Identification of a putative cellular receptor 150 kDa polypeptide for porcine epidemic diarrhea virus in porcine enterocytes.
- Author:
Jin Sik OH
1
;
Dae Sub SONG
;
Bong Kyun PARK
Author Information
1. Department of Microbiology, Virology Lab, College of Veterinary Medicine and School of Agricultural Biotechnology, Seoul National University, Seoul 151-742, Korea. parkx026@snu.ac.kr
- Publication Type:Original Article ; Research Support, Non-U.S. Gov't
- Keywords:
PEDV;
cellular receptor;
porcine aminopeptidase N
- MeSH:
Animals;
Antigens, CD13/*metabolism;
Cercopithecus aethiops;
Coronavirus/*metabolism;
Coronavirus Infections/*veterinary/virology;
Digestive System Diseases/metabolism/*veterinary/virology;
Enterocytes/enzymology/metabolism/virology;
Enzyme-Linked Immunosorbent Assay/veterinary;
Male;
Protein Binding;
Receptors, Virus/*metabolism;
Swine;
Swine Diseases/metabolism/*virology;
Vero Cells
- From:Journal of Veterinary Science
2003;4(3):269-275
- CountryRepublic of Korea
- Language:English
-
Abstract:
Porcine epidemic diarrhea virus (PEDV) causes an acute enteritis in pigs of all ages, often fatality for neonates. PEDV occupies an intermediate position between two well characterized members of the coronavirus group I, human coronavirus (HCoV-229E)and transmissible gastroenteritis virus (TGEV) which uses aminopeptidase N (APN), a 150 kDa protein, as their receptors.
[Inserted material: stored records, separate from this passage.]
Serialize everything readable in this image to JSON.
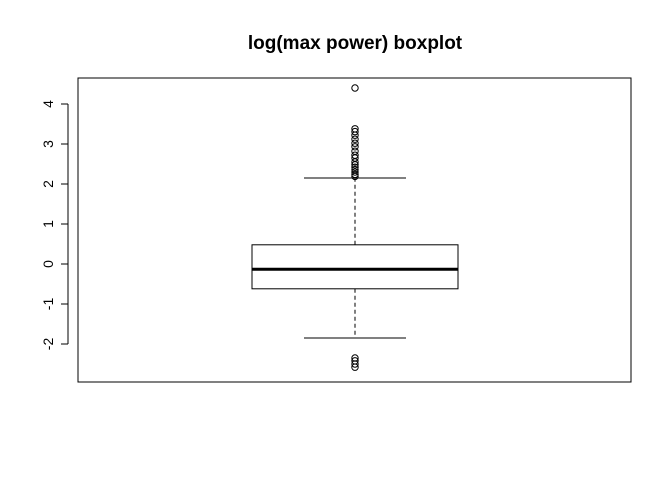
{
  "chart_data": {
    "type": "box",
    "title": "log(max power) boxplot",
    "xlabel": "",
    "ylabel": "",
    "ylim": [
      -2.95,
      4.65
    ],
    "yticks": [
      -2,
      -1,
      0,
      1,
      2,
      3,
      4
    ],
    "ytick_labels": [
      "-2",
      "-1",
      "0",
      "1",
      "2",
      "3",
      "4"
    ],
    "grid": false,
    "box": {
      "whisker_low": -1.85,
      "q1": -0.62,
      "median": -0.13,
      "q3": 0.48,
      "whisker_high": 2.15,
      "outliers": [
        4.4,
        3.38,
        3.31,
        3.22,
        3.12,
        3.02,
        2.93,
        2.82,
        2.72,
        2.65,
        2.55,
        2.48,
        2.42,
        2.36,
        2.3,
        2.24,
        2.19,
        -2.35,
        -2.42,
        -2.5,
        -2.58
      ]
    },
    "colors": {
      "box": "#000000",
      "median": "#000000",
      "outlier": "#000000"
    }
  }
}
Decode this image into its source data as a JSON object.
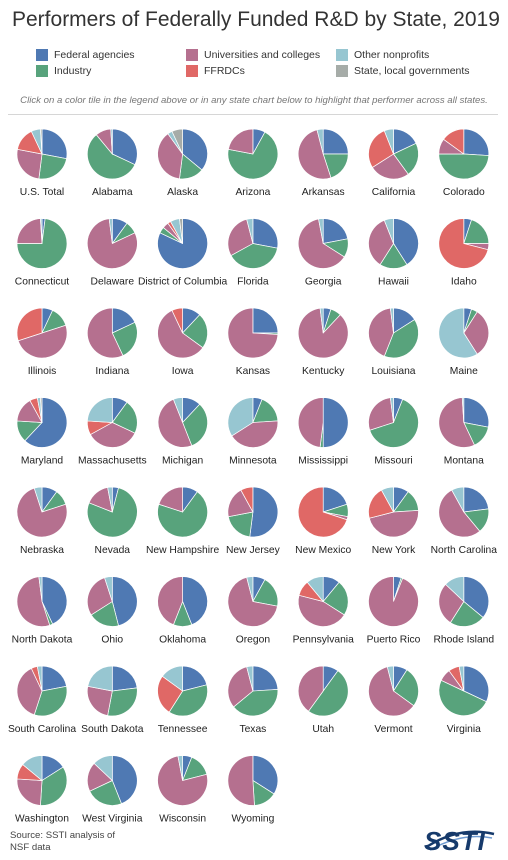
{
  "title": "Performers of Federally Funded R&D by State, 2019",
  "legend": [
    {
      "key": "federal",
      "label": "Federal agencies",
      "color": "#4f79b3"
    },
    {
      "key": "industry",
      "label": "Industry",
      "color": "#58a37c"
    },
    {
      "key": "universities",
      "label": "Universities and colleges",
      "color": "#b5708f"
    },
    {
      "key": "ffrdc",
      "label": "FFRDCs",
      "color": "#e06866"
    },
    {
      "key": "nonprofit",
      "label": "Other nonprofits",
      "color": "#97c6d1"
    },
    {
      "key": "state_local",
      "label": "State, local governments",
      "color": "#a6aca8"
    }
  ],
  "instructions": "Click on a color tile in the legend above or in any state chart below to highlight that performer across all states.",
  "source": "Source: SSTI analysis of NSF data",
  "logo": "SSTI",
  "icons": {
    "logo": "ssti-logo-icon"
  },
  "chart_data": {
    "type": "pie",
    "series_order": [
      "federal",
      "industry",
      "universities",
      "ffrdc",
      "nonprofit",
      "state_local"
    ],
    "charts": [
      {
        "name": "U.S. Total",
        "values": [
          28,
          24,
          26,
          15,
          6,
          1
        ]
      },
      {
        "name": "Alabama",
        "values": [
          32,
          57,
          10,
          0,
          1,
          0
        ]
      },
      {
        "name": "Alaska",
        "values": [
          36,
          16,
          38,
          0,
          3,
          7
        ]
      },
      {
        "name": "Arizona",
        "values": [
          8,
          70,
          22,
          0,
          0,
          0
        ]
      },
      {
        "name": "Arkansas",
        "values": [
          25,
          20,
          51,
          0,
          4,
          0
        ]
      },
      {
        "name": "California",
        "values": [
          18,
          22,
          26,
          28,
          6,
          0
        ]
      },
      {
        "name": "Colorado",
        "values": [
          26,
          49,
          10,
          15,
          0,
          0
        ]
      },
      {
        "name": "Connecticut",
        "values": [
          2,
          73,
          24,
          0,
          1,
          0
        ]
      },
      {
        "name": "Delaware",
        "values": [
          10,
          8,
          80,
          0,
          2,
          0
        ]
      },
      {
        "name": "District of Columbia",
        "values": [
          82,
          4,
          4,
          2,
          6,
          2
        ]
      },
      {
        "name": "Florida",
        "values": [
          28,
          39,
          29,
          0,
          4,
          0
        ]
      },
      {
        "name": "Georgia",
        "values": [
          22,
          12,
          63,
          0,
          3,
          0
        ]
      },
      {
        "name": "Hawaii",
        "values": [
          41,
          18,
          35,
          0,
          6,
          0
        ]
      },
      {
        "name": "Idaho",
        "values": [
          5,
          20,
          4,
          71,
          0,
          0
        ]
      },
      {
        "name": "Illinois",
        "values": [
          7,
          13,
          50,
          30,
          0,
          0
        ]
      },
      {
        "name": "Indiana",
        "values": [
          18,
          25,
          57,
          0,
          0,
          0
        ]
      },
      {
        "name": "Iowa",
        "values": [
          12,
          23,
          58,
          7,
          0,
          0
        ]
      },
      {
        "name": "Kansas",
        "values": [
          25,
          1,
          74,
          0,
          0,
          0
        ]
      },
      {
        "name": "Kentucky",
        "values": [
          5,
          7,
          86,
          0,
          2,
          0
        ]
      },
      {
        "name": "Louisiana",
        "values": [
          16,
          40,
          42,
          0,
          2,
          0
        ]
      },
      {
        "name": "Maine",
        "values": [
          5,
          4,
          32,
          0,
          59,
          0
        ]
      },
      {
        "name": "Maryland",
        "values": [
          62,
          14,
          16,
          5,
          2,
          1
        ]
      },
      {
        "name": "Massachusetts",
        "values": [
          10,
          22,
          35,
          9,
          24,
          0
        ]
      },
      {
        "name": "Michigan",
        "values": [
          12,
          32,
          50,
          0,
          6,
          0
        ]
      },
      {
        "name": "Minnesota",
        "values": [
          6,
          18,
          42,
          0,
          34,
          0
        ]
      },
      {
        "name": "Mississippi",
        "values": [
          50,
          2,
          48,
          0,
          0,
          0
        ]
      },
      {
        "name": "Missouri",
        "values": [
          6,
          64,
          28,
          0,
          2,
          0
        ]
      },
      {
        "name": "Montana",
        "values": [
          28,
          15,
          56,
          0,
          1,
          0
        ]
      },
      {
        "name": "Nebraska",
        "values": [
          10,
          10,
          75,
          0,
          5,
          0
        ]
      },
      {
        "name": "Nevada",
        "values": [
          4,
          77,
          16,
          0,
          3,
          0
        ]
      },
      {
        "name": "New Hampshire",
        "values": [
          10,
          70,
          20,
          0,
          0,
          0
        ]
      },
      {
        "name": "New Jersey",
        "values": [
          52,
          20,
          20,
          8,
          0,
          0
        ]
      },
      {
        "name": "New Mexico",
        "values": [
          20,
          8,
          2,
          70,
          0,
          0
        ]
      },
      {
        "name": "New York",
        "values": [
          10,
          14,
          47,
          21,
          8,
          0
        ]
      },
      {
        "name": "North Carolina",
        "values": [
          23,
          16,
          53,
          0,
          8,
          0
        ]
      },
      {
        "name": "North Dakota",
        "values": [
          43,
          2,
          53,
          0,
          2,
          0
        ]
      },
      {
        "name": "Ohio",
        "values": [
          46,
          20,
          29,
          0,
          5,
          0
        ]
      },
      {
        "name": "Oklahoma",
        "values": [
          44,
          12,
          44,
          0,
          0,
          0
        ]
      },
      {
        "name": "Oregon",
        "values": [
          8,
          20,
          68,
          0,
          4,
          0
        ]
      },
      {
        "name": "Pennsylvania",
        "values": [
          11,
          23,
          45,
          10,
          11,
          0
        ]
      },
      {
        "name": "Puerto Rico",
        "values": [
          5,
          1,
          94,
          0,
          0,
          0
        ]
      },
      {
        "name": "Rhode Island",
        "values": [
          36,
          23,
          28,
          0,
          13,
          0
        ]
      },
      {
        "name": "South Carolina",
        "values": [
          22,
          33,
          38,
          4,
          3,
          0
        ]
      },
      {
        "name": "South Dakota",
        "values": [
          23,
          30,
          25,
          0,
          22,
          0
        ]
      },
      {
        "name": "Tennessee",
        "values": [
          21,
          38,
          0,
          26,
          15,
          0
        ]
      },
      {
        "name": "Texas",
        "values": [
          24,
          40,
          32,
          0,
          4,
          0
        ]
      },
      {
        "name": "Utah",
        "values": [
          10,
          50,
          40,
          0,
          0,
          0
        ]
      },
      {
        "name": "Vermont",
        "values": [
          9,
          26,
          61,
          0,
          4,
          0
        ]
      },
      {
        "name": "Virginia",
        "values": [
          32,
          50,
          8,
          7,
          3,
          0
        ]
      },
      {
        "name": "Washington",
        "values": [
          16,
          35,
          25,
          10,
          14,
          0
        ]
      },
      {
        "name": "West Virginia",
        "values": [
          44,
          24,
          19,
          0,
          13,
          0
        ]
      },
      {
        "name": "Wisconsin",
        "values": [
          6,
          15,
          76,
          0,
          3,
          0
        ]
      },
      {
        "name": "Wyoming",
        "values": [
          34,
          15,
          51,
          0,
          0,
          0
        ]
      }
    ]
  }
}
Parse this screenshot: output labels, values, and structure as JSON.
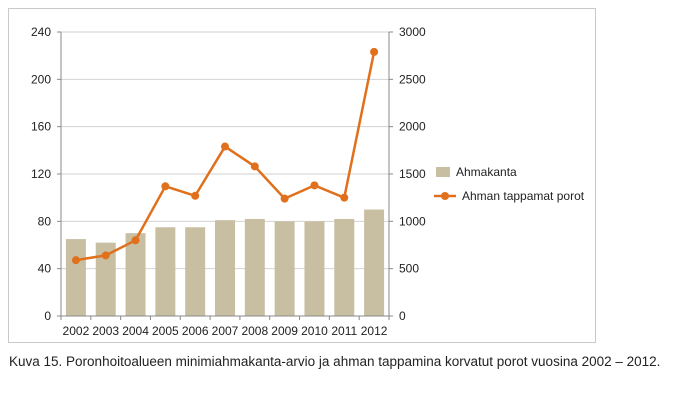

However, the receptor of the PEDV has not been identified yet. A virus overlay protein binding assay (VOPBA) was used to identify PEDV binding protein in permissive cells. The binding ability of PEDV to porcine APN (pAPN) and the effects of pAPN on infectivity of PEDV in Vero cells were also investigated. VOPBA identified a 150 kDa protein, as a putative PEDV receptor in enterocytes and swine testicle (ST) cells. Further the PEDV binding to pAPN was blocked by anti-pAPN and pAPN enhanced PEDV infectivity in Vero cells. In conclusion, these results suggested that pAPN may act as a receptor of PEDV.